I’d never get to ask her.

I downed what was left of my alcohol and stumbled toward her, the journey taking longer than it should have as my feet refused to listen to my brain, but eventually, I made it to the bed and sat next to her. She shifted slightly, hand moving beneath the pillow, but she didn’t wake.

“I’m sorry, Maddie.” I didn’t expect the words to come out so hoarse. I cleared my throat and dropped the glass to the floor; it thudded and rolled a few inches before slowing to a stop. “There was so much more I wanted to do for you. More I wanted to do for myself. But now …” I extended one finger and touched that scar gently; it was softer than the rest of her skin. “You just do the best you can.” A chuckle escaped me. “That’s silly. Of course you will. You always do.” My hand back in my lap, I sighed heavily. “Not me.”

Bending over made my head spin, but I did it anyway, wanting to be close enough to kiss her one last time. But I froze inches from her cheek, remembering how much she’d hated me first for violating her, then for keeping her from her family. I exhaled heavily and sat back up. I wouldn’t get a last wish. It was the least I could do to respect hers.

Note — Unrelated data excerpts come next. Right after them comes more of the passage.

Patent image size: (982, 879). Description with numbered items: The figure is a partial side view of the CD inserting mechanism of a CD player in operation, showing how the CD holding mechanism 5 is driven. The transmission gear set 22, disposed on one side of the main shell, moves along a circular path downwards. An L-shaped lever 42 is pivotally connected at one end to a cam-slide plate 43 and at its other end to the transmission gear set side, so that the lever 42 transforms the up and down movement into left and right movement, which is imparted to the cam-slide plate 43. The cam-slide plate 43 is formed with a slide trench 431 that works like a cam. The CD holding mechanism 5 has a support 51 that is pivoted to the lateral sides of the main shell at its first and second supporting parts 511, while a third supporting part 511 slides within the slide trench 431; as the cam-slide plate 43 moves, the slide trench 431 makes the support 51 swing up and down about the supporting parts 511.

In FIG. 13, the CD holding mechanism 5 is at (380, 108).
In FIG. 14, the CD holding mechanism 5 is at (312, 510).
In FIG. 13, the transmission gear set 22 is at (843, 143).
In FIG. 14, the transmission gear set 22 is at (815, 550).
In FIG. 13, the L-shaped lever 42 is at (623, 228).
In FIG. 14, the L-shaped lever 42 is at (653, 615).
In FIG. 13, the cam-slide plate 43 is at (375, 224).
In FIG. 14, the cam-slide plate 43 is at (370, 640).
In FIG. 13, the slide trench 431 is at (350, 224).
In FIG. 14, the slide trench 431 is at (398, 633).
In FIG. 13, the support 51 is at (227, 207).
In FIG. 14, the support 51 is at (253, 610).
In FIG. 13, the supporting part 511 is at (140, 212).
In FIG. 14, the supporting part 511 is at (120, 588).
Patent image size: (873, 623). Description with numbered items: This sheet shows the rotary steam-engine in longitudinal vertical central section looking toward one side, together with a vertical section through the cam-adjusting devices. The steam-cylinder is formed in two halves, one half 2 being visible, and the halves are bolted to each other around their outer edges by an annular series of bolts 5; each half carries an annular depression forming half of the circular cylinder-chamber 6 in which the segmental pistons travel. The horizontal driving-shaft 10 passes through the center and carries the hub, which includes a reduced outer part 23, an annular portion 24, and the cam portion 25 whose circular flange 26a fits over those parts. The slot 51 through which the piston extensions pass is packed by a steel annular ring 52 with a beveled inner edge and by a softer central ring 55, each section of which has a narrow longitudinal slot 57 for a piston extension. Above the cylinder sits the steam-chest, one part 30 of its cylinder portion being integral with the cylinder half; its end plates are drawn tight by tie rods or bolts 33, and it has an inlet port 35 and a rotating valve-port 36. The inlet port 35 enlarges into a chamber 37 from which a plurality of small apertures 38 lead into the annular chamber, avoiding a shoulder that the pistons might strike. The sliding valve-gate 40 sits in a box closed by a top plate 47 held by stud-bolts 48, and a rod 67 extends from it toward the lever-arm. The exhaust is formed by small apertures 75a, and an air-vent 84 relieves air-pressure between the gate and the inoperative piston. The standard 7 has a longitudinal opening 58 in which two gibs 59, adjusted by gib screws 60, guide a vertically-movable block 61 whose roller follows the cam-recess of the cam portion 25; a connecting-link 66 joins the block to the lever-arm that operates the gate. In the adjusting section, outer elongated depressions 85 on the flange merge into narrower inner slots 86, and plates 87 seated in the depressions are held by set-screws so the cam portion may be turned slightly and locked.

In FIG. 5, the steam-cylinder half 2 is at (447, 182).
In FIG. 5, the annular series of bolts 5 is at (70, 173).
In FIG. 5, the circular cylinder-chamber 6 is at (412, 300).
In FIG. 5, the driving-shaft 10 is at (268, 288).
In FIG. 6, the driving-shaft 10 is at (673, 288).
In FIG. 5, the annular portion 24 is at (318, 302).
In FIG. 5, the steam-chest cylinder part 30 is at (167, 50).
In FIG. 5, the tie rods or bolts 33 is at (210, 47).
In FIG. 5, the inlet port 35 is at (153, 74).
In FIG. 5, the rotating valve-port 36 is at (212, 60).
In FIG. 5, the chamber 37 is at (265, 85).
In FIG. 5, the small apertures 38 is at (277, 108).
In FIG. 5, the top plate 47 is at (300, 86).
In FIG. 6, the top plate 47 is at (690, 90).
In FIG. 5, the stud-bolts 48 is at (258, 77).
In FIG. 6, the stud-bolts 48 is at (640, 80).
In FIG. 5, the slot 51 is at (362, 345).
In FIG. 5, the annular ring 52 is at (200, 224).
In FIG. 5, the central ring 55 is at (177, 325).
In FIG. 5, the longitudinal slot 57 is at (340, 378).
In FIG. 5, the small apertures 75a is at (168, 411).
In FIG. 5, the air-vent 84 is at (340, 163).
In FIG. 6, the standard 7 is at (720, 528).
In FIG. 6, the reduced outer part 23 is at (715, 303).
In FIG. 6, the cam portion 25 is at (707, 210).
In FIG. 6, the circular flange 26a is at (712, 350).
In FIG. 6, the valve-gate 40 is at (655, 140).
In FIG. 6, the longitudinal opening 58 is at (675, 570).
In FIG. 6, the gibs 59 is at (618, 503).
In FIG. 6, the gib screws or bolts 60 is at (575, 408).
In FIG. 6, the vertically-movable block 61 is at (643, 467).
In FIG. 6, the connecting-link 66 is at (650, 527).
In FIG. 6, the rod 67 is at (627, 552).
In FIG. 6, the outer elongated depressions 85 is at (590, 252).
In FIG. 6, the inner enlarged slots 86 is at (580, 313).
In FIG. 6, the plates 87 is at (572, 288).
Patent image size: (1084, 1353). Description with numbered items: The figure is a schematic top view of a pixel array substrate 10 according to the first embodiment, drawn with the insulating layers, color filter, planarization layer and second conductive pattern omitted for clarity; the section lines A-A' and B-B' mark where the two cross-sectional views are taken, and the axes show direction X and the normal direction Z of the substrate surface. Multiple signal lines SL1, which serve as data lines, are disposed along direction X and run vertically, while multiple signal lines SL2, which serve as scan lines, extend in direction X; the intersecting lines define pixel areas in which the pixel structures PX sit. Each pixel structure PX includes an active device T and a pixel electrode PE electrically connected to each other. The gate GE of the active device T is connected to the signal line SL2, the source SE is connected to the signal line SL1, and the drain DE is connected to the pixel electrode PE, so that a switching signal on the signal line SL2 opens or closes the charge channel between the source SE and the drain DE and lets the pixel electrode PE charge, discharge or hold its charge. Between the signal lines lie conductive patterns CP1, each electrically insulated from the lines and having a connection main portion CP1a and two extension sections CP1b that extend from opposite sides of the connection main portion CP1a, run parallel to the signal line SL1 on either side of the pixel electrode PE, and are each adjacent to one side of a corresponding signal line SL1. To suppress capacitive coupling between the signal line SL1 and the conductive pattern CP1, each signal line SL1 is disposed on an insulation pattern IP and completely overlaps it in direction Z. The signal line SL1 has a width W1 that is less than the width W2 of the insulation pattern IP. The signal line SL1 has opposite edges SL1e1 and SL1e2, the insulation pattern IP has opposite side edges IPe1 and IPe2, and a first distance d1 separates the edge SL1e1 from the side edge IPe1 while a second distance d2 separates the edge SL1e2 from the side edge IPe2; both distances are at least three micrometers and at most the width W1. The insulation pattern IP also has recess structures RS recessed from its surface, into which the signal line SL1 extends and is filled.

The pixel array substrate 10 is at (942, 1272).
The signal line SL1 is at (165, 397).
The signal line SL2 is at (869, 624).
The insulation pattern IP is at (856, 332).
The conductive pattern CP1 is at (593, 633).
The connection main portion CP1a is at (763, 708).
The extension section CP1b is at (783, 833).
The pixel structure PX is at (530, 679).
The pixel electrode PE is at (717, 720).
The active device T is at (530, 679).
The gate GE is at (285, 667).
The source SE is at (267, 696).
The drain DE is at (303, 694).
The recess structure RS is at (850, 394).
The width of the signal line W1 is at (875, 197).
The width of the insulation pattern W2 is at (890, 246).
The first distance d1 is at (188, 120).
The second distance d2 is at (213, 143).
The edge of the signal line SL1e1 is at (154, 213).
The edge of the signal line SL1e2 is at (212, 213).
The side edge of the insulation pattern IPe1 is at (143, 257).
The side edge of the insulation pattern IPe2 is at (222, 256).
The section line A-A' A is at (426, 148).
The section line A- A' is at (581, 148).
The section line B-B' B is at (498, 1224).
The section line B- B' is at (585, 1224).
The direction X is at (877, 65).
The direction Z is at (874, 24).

I fell against the bed several times as I walked around it to the bathroom, then shut the door behind me as quietly as I could. Only once the lock was turned did I flip on the light and pull from my pocket the sedatives that I used when I couldn’t sleep from the pain of dislocated ribs, a smarting black eye, emergency surgery to set a broken finger or toe when I fucked up at work and Conrad disciplined me at home. Joshua gave one to Madeline the night her parents were here, but I had just filled the prescription. There were plenty left.

I remembered my empty glass on the floor of the bedroom and thought about going to retrieve it, but I didn’t want to walk anymore. Looking around, I realized I was on the floor, back against the tub, laughing at my predicament. How did I get down here?

Pulling myself to my feet had the unintended consequence of spilling the pills all over the floor. Falling to my knees, I picked them up one by one and placed them in my palm. I kept a tight grip on them as I crawled to my feet and turned on the faucet. How many of these could I take at once? I squinted at the pills, which seemed to have doubled. That was fine.

Three in my mouth, a drink of water. Then three more. Then three more.

These worked fast; that was the point of them. And I was drunk enough that they seemed to double in strength, and then I was falling, the remainder of the pills clattering into the basin while I collapsed to my knees and knocked my teeth against the edge of the counter.

I tasted blood on my tongue, and my head hurt so much, but I was finally falling asleep for the last time, and there would be no more pain for me over there. Wherever that was. No chance of anyone finding me and fucking it up for me again. Maddie was asleep, and Joshua wouldn’t bother us. Not after last time.

The word faded at the edges until it was suddenly black, and I was left with nothing but the unsettling awareness of my own pulse, slowing beat by beat, and the smell of Madeline’s shampoo before I felt nothing at all.